Militant in Abyan, Yemen Casey Coombs/IRIN
Militant in Abyan, Yemen (May 2012)
Le conflit qui oppose les forces gouvernementales yéménites aux militants du groupe Ansar Al Shariah dans le Sud a aggravé la situation humanitaire dans un pays où près de la moitié de la population est confrontée à l’insécurité alimentaire et près d’un million d’enfants souffrent de malnutrition aigüe.

Le 21 mai, Médecins Sans Frontières (MSF) a indiqué avoir « soigné plus de 50 personnes au cours de la semaine passée, alors que les violences et les conflits s’intensifient dans le sud du Yémen », soulignant que « tous les patients sont des civils souffrant de blessures provoquées par l’explosion de bombes ». À Lawder, ville située dans le gouvernorat d’Abyan, dans le sud du pays, le personnel de MSF « n’a pas pu orienter les patients vers d’autres centres de soins de santé, car les restrictions de circulation ont rendu tout déplacement impossible ».

Le conflit a débuté en mai 2011, lorsque des militants ont fait irruption dans la capitale du gouvernorat d’Abyan, Zinjibar, à environ 30 km d’Aden.
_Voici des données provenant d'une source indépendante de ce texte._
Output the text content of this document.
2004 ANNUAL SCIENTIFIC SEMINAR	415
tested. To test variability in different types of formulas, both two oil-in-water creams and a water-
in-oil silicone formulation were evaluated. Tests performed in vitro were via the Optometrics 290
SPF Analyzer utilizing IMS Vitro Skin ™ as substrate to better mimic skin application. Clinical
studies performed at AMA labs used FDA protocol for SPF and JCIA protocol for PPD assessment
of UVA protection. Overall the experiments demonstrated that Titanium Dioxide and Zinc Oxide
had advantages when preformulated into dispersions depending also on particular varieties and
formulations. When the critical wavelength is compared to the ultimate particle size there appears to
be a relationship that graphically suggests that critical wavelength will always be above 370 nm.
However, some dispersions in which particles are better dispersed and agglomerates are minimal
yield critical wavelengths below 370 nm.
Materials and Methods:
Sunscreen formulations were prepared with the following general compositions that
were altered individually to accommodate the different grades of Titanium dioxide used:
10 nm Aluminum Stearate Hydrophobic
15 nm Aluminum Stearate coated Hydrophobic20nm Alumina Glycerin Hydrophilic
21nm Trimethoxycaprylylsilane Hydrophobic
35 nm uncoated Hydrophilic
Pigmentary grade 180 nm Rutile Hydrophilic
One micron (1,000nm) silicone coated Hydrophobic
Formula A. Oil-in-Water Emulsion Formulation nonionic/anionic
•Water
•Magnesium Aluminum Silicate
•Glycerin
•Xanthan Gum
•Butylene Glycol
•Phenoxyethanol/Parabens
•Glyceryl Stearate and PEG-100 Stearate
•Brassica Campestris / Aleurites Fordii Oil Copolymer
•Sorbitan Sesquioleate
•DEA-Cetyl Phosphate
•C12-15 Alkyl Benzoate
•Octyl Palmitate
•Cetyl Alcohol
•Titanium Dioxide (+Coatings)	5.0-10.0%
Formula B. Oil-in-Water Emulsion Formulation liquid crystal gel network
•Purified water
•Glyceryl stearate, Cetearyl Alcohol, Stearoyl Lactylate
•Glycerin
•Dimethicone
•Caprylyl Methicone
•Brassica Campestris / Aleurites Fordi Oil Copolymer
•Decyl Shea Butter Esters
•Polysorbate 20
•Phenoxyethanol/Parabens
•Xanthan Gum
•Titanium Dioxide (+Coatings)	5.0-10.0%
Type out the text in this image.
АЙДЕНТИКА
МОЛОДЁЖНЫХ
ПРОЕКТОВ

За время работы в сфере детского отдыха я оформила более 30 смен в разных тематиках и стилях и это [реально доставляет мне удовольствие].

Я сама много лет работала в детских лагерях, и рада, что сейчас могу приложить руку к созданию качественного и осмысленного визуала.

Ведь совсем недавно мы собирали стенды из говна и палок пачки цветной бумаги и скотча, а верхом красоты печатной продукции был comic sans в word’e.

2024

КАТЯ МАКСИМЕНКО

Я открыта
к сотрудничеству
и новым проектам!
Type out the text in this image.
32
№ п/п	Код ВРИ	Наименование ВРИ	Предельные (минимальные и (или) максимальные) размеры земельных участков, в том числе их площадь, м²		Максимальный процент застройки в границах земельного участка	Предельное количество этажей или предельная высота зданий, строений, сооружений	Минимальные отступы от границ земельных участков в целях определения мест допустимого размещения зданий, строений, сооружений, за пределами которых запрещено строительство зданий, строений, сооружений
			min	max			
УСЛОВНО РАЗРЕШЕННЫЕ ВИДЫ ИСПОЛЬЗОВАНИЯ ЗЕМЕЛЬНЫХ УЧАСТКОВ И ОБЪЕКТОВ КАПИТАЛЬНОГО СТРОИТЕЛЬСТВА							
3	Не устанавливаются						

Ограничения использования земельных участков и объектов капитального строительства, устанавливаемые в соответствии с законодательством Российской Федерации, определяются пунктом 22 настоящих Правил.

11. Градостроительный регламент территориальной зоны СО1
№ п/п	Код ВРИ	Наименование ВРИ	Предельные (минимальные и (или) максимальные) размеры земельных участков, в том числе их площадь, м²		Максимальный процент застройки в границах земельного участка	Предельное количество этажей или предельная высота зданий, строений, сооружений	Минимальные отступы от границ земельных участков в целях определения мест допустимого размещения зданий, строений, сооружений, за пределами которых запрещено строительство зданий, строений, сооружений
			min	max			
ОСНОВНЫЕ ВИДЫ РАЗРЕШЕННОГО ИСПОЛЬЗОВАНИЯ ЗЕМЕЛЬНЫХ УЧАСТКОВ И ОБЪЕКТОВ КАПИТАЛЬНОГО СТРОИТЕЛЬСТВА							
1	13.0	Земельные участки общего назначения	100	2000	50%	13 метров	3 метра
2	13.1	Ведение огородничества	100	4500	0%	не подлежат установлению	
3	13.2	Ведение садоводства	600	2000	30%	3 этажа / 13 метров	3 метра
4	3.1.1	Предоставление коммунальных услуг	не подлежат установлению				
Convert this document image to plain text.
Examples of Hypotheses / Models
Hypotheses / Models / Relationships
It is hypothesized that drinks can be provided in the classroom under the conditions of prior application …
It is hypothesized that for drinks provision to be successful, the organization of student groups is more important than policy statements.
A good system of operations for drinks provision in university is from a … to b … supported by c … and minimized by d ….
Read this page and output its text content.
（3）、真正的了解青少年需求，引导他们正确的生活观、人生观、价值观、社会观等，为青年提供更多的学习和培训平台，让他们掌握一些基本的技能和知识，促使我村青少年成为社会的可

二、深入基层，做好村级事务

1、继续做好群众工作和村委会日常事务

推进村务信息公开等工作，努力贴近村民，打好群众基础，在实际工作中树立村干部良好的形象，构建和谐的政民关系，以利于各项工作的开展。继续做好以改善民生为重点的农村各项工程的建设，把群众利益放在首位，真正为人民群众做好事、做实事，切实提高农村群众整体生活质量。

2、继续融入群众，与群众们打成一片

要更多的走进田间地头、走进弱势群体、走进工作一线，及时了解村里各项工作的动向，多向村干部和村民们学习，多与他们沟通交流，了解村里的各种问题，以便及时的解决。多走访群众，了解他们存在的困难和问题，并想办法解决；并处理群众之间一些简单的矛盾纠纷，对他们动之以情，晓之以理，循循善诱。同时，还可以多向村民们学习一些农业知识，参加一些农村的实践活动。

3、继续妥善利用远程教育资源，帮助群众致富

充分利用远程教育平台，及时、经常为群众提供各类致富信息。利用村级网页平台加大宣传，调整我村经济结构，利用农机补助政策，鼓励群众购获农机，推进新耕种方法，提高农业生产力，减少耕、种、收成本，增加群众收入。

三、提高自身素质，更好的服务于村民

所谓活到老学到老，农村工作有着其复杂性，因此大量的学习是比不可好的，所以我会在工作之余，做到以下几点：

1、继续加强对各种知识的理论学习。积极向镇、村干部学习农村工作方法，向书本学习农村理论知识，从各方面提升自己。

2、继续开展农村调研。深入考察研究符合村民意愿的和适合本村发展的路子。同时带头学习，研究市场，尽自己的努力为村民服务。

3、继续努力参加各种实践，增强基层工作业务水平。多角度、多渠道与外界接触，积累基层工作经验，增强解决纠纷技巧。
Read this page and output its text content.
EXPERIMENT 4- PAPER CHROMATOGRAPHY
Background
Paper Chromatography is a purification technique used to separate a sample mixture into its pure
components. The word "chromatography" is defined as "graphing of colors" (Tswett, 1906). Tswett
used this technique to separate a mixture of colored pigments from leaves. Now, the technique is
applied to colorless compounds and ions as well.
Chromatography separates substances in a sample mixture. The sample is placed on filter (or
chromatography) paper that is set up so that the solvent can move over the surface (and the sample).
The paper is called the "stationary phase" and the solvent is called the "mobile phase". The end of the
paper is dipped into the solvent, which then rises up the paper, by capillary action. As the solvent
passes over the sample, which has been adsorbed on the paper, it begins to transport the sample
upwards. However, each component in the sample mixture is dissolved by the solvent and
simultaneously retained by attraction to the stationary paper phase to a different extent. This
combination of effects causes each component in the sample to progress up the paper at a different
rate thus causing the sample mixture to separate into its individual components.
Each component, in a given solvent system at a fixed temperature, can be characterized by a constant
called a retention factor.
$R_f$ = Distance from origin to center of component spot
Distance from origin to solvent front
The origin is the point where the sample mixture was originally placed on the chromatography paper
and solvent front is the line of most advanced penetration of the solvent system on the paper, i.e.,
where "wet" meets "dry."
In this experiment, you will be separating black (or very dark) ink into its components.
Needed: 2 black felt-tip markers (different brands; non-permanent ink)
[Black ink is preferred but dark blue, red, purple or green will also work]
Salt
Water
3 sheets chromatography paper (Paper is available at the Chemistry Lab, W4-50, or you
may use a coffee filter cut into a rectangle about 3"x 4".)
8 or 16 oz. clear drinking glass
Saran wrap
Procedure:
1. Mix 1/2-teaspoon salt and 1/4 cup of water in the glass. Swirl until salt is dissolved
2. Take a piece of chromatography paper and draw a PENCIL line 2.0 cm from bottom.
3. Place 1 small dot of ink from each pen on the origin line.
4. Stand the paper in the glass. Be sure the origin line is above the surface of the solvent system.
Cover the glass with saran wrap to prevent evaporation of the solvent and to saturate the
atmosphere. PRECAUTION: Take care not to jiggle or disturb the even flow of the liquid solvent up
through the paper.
La bataille a fait rage tout l’été jusqu’au retrait des troupes au sol yéménites qui, démoralisées, ont laissé le champ libre aux avions militaires du Yémen et aux drones américains.

Lors de la prise de Zinjibar par des djihadistes à la fin de l’été, des dizaines de milliers d’habitants du gouvernorat d’Abyan ont fui leur domicile, déstabilisant encore davantage les régions avoisinantes et laissant craindre qu’Aden, le plus grand port du pays, soit la prochaine cible d’Ansar al-Shariah.

À ce jour, plus de 150 000 habitants du gouvernorat d’Abyan ont été déplacés, selon Teddy Leposky, porte-parole du bureau auxiliaire du HCR à Aden. « Environ deux-tiers de ces personnes déplacées à l’intérieur de leur propre pays [PDIP] ont rejoint la ville voisine d’Aden », a-t-il dit à IRIN.

À la veille d’une offensive militaire menée à Abyan par l’armée de terre et l’armée de l’air du Yémen avec le soutien des États-Unis, le Bulletin d’information humanitaire publié par les Nations Unies en avril a indiqué que « 74 écoles [d’Aden] sont occupées par des PDIP [et] les services publics sont saturés ».

La campagne militaire lancée il y a trois semaines aurait permis au gouvernement de reprendre Zinjibar et Lawder, bastion des militants situé sur la bordure orientale d’Abyan. Les combats ont cependant aggravé une situation humanitaire déjà précaire. Seuls quelques groupes humanitaires – le Comité international de la Croix-Rouge (CICR), l’Organisation internationale pour les migrations (OIM), MSF et l’organisation non gouvernementale (ONG) locale Charitable Society for Social Welfare – ont reçu des garanties de sécurité suffisantes pour intervenir dans la province affectée par la guerre.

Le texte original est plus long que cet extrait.